Four years ago in the same Ellsworth courthouse, Superior Court Justice Bruce Mallonee sentenced computer repairman Jerome Humery, now 57, of Corea to one year in prison with all but 30 days suspended and two years of probation.
“To download this stuff is to support a truly awful industry,” Mallonee said at Humery’s sentencing, according to the Ellsworth American. “There were victims in these images whether they were taken last week or taken of people my age in the early ’60s. The harm is still there.
“I can’t punish the pornographer. All I can do is punish the customer and discourage other customers from punching the button when the time comes.”
In neighboring Penobscot County, Alan Kochis, 65, the former finance director for the Bangor School Department, was sentenced in December 2019 to three years in prison with all but six months suspended to be followed by two years of probation. Kochis pleaded guilty to viewing child pornography depicting boys under the age of 12 the day he was to be arraigned following his indictment.
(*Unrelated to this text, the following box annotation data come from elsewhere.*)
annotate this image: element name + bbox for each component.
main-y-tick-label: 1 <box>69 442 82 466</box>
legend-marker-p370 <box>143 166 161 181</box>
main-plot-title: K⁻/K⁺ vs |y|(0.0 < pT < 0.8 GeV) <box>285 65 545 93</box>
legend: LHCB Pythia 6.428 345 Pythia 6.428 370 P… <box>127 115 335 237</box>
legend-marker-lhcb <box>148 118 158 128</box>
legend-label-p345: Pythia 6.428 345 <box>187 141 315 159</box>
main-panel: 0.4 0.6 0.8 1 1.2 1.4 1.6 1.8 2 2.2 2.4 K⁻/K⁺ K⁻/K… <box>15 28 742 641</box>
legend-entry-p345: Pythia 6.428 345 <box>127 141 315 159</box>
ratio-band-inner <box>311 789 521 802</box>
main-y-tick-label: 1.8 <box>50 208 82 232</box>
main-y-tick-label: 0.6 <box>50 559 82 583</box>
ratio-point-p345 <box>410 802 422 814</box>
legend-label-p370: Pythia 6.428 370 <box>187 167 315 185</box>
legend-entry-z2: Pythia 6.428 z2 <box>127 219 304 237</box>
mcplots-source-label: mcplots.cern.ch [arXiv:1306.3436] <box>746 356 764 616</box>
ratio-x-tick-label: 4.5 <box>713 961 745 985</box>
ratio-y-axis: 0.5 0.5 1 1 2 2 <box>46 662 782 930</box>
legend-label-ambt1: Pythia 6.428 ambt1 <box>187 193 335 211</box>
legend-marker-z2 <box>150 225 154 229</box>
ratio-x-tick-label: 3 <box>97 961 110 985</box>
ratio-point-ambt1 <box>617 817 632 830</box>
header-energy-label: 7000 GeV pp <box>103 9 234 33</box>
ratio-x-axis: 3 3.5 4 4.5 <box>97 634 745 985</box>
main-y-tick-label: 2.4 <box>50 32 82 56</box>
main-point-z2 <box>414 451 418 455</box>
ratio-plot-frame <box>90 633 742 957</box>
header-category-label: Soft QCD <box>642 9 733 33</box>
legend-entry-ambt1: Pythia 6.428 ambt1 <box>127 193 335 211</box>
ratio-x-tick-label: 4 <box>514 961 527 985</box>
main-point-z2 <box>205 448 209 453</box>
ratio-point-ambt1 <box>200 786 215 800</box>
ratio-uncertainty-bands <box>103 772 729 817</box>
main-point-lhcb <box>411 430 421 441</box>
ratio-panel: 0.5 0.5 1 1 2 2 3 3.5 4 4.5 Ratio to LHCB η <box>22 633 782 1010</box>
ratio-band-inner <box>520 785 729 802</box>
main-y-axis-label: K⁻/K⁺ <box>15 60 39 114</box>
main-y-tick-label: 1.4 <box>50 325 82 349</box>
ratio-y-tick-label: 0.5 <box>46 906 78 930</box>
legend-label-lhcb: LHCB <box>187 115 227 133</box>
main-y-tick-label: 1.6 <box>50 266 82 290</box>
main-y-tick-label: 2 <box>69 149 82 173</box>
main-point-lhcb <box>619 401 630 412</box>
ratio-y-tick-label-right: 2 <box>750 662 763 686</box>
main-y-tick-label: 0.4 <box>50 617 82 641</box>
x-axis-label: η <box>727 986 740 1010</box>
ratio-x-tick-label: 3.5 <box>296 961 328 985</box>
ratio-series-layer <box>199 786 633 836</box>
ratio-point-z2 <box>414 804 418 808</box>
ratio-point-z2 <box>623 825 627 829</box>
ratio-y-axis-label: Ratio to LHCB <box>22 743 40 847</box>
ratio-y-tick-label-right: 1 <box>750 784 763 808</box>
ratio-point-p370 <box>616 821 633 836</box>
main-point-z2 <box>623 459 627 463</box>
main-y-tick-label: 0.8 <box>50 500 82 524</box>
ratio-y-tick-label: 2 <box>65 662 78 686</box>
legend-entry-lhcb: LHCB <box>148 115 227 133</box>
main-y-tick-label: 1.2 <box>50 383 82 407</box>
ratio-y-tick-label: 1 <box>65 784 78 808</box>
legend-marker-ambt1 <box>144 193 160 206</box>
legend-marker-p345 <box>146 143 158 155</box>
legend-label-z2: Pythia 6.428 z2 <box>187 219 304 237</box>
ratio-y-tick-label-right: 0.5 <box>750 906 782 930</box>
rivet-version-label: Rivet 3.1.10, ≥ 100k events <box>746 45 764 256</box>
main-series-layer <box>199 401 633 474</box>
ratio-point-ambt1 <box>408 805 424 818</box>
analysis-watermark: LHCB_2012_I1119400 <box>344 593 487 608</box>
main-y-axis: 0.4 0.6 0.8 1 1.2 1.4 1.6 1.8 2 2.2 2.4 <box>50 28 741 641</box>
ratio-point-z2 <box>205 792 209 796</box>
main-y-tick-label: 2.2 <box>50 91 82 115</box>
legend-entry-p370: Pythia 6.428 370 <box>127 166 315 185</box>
Most defendants plead not guilty at arraignments while their cases move forward. In Kochis’ case, attorney Jeffrey Silverstein of Bangor negotiated a plea agreement with the Penobscot County District Attorney’s office early in the legal process.
Cutler’s attorney, Walter McKee of Augusta, could do the same.
While Maine’s eight district attorneys’ offices prosecute the majority of child pornograpy possession cases, federal prosecutors from the U.S. attorney’s office handle some.
Whether the case goes to federal court is most often determined by a handful of factors — whether a state or federal agency investigated the case, whether the defendant is accused of taking photos of or filming the sexual abuse of a child and sharing it on the internet, and the number of sexually explicit images found on a person’s devices.
Cutler’s case was investigated by the Maine State Police and, so far, just 10 images have allegedly been found on the devices seized at his Brooklin and Portland homes. That puts the case squarely in the local prosecutor’s purview.
Another well known Maine person charged in a child pornography case, former Assistant Attorney General James Cameron, the state’s top drug prosecutor, drew a much longer sentence than Cutler likely faces.
Cameron was sentenced to nearly 16 years in federal prison on 13 counts of transporting, receiving and possessing child pornography between July 10, 2006, and Jan. 26, 2008. He also absconded while on bail awaiting the outcome of his appeal. Investigators found between 150 and 300 images of child pornography on his home, but not work, computers.
In a different case that led to long prison sentences, Wade Robert Hoover, 44, of Augusta was sentenced in July 2013 to 40 years in federal prison after he pleaded guilty to one count each of production and possession of child pornography. Hoover admitted to sexually assaulting two boys who took karate classes from him and sharing the images online.
Three years later in Kennebec County Superior Court, Hoover drew a state sentence of 60 years in prison for the sexual assaults.
Hoover is incarcerated in Virginia, serving his state and federal sentences at the same time. He will be returned to Maine to complete the 60-year state sentence after he serves the 40-year federal sentence.
BDN writer Bill Trotter contributed to this report.